JAKARTA, KOMPAS.com - Wakil Gubernur DKI Jakarta Djarot Saiful Hidayat mengatakan, munculnya wacana program perburuan tikus dilatarbelakangi semakin banyaknya tikus got di permukiman warga.
Penyebabnya, tak adanya predator alami bagi hewan pengerat yang dianggap sumber penyakit itu.
Secara alamiah, kata Djarot, predator bagi tikus adalah burung hantu dan ular.
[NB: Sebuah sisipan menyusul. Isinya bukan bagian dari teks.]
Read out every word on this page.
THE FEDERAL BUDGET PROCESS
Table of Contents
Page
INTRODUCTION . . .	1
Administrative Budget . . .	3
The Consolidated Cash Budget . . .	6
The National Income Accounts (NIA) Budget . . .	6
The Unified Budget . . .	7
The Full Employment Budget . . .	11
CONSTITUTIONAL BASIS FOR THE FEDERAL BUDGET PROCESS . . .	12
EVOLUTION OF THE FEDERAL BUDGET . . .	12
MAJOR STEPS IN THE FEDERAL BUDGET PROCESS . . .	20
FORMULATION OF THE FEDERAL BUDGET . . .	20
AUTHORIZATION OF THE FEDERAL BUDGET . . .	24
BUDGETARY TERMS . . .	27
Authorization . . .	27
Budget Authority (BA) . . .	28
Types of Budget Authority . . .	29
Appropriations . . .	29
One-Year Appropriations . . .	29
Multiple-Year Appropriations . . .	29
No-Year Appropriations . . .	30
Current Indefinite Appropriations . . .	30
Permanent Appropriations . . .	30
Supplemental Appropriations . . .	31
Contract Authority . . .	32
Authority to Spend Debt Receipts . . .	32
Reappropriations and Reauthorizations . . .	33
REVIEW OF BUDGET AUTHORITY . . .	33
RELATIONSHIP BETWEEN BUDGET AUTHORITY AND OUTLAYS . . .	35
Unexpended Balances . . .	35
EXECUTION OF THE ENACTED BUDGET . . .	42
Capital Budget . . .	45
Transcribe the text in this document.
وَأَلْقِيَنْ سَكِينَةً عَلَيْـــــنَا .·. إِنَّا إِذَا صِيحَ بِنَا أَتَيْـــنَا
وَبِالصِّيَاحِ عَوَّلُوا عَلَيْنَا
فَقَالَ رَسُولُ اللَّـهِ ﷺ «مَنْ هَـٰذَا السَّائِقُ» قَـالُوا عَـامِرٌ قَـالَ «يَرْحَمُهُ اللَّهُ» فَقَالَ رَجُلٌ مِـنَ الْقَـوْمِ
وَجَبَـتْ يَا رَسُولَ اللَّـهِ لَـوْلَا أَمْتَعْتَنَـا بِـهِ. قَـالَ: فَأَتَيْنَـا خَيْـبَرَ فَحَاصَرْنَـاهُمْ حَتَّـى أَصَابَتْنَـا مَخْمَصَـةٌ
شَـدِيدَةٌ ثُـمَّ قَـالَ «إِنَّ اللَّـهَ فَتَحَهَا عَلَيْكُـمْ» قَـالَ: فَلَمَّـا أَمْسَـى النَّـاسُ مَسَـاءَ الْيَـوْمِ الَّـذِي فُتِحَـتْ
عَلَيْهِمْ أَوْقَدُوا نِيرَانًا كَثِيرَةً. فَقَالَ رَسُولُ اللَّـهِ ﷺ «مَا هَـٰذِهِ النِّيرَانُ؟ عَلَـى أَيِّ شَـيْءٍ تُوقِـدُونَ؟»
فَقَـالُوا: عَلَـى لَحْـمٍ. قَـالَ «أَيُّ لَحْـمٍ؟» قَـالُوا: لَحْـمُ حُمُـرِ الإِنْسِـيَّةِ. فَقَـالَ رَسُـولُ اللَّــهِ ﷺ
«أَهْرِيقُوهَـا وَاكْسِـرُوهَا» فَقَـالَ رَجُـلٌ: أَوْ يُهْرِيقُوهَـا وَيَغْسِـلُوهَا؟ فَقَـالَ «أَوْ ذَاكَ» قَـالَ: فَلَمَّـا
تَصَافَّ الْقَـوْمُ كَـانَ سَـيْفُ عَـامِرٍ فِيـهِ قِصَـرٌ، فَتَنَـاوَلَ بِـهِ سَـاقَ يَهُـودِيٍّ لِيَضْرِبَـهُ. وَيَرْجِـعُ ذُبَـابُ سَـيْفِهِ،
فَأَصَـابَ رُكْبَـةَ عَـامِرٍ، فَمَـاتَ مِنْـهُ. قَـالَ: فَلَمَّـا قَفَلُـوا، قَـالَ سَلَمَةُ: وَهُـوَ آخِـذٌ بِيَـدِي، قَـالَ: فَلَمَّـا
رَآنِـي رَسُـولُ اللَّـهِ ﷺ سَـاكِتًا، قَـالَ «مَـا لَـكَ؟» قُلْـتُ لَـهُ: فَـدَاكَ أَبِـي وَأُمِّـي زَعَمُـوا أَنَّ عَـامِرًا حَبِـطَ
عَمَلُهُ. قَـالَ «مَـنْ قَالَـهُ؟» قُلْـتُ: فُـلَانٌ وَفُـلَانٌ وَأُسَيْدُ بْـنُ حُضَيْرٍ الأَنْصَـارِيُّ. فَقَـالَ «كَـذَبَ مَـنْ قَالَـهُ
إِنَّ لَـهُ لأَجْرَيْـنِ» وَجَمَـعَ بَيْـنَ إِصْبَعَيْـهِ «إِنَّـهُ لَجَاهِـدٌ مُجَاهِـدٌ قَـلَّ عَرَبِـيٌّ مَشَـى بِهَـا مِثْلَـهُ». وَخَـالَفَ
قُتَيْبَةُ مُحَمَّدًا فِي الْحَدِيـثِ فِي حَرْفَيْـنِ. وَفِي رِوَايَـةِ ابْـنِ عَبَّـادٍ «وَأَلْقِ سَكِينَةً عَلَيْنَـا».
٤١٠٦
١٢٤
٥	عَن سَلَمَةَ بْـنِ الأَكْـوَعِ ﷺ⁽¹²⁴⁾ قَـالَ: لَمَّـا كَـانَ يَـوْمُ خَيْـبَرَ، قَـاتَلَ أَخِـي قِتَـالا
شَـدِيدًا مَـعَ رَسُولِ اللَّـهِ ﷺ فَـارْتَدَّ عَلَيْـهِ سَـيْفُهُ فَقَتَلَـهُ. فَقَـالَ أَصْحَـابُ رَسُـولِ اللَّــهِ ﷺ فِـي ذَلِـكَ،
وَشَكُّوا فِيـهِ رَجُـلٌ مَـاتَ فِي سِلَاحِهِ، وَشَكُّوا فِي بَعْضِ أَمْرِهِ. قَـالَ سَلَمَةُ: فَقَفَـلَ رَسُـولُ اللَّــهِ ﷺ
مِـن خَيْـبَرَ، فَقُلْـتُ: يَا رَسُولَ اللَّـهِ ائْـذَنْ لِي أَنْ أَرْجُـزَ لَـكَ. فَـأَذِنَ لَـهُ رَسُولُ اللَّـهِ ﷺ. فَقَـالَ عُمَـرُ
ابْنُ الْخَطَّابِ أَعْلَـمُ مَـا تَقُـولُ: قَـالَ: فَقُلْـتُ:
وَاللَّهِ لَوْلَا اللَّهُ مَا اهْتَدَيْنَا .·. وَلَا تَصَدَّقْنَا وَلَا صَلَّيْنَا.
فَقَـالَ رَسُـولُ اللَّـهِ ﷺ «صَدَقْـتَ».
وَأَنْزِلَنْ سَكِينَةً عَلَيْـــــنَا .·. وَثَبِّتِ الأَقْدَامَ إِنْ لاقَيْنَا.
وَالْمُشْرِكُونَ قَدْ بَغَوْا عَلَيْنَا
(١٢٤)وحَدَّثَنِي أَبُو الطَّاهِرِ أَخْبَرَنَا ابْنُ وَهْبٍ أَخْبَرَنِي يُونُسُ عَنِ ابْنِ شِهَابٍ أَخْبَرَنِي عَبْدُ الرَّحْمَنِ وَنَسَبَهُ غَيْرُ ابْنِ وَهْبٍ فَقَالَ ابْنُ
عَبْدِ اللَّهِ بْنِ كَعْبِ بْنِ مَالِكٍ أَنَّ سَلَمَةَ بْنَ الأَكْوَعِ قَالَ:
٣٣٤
Namun, ia menyebut hewan-hewan tersebut bukan tipikal hewan yang bisa hidup di lingkungan perkotaan.
Djarot menyebut satu-satunya hewan perkotaan yang bisa dijadikan predator bagi tikus got adalah kucing.
"Ya, kalau di kota predatornya siapa? Kucing. Tapi kucing sudah enggak berani sama tikus," ujar Djarot di Balai Kota DKI Jakarta, Jalan Medan Merdeka Selatan, Rabu (19/10/2016).
Menurut Djarot, kucing kota tidak berani menangkap tikus got karena ukuran tubuhnya yang sudah hampir menyamai ukuran kucing. Djarot menceritakan pengalamannya saat berkendara yang pernah menabrak seekor tikus got.
"Waktu safari Ramadhan di salah satu perkampungan, habis sholat tarawih pas lewat sempat nabrak tikus gede banget. Tak pikir kucing," ujar Djarot.
Menurut Djarot, teknis mengenai pelaksanaan program memburu tikus masih dibahas. Kemungkinan, program ini dilaksanakan dengan dengan meminta warga memburu tikus-tikus got yang ada di lingkungan tempat tinggalnya.
Tikus yang ditangkap kemudian dikumpulkan di kantor kelurahan dan dihargai Rp 20.000 per ekor. Djarot menyebut bangkai-bangkai tikus yang terkumpul nantinya akan diolah menjadi pupuk.
"Yang kita buru adalah tikus-tikus got, yang gede-gede itu lho. Yang suka gigitin kabel," ucap Djarot.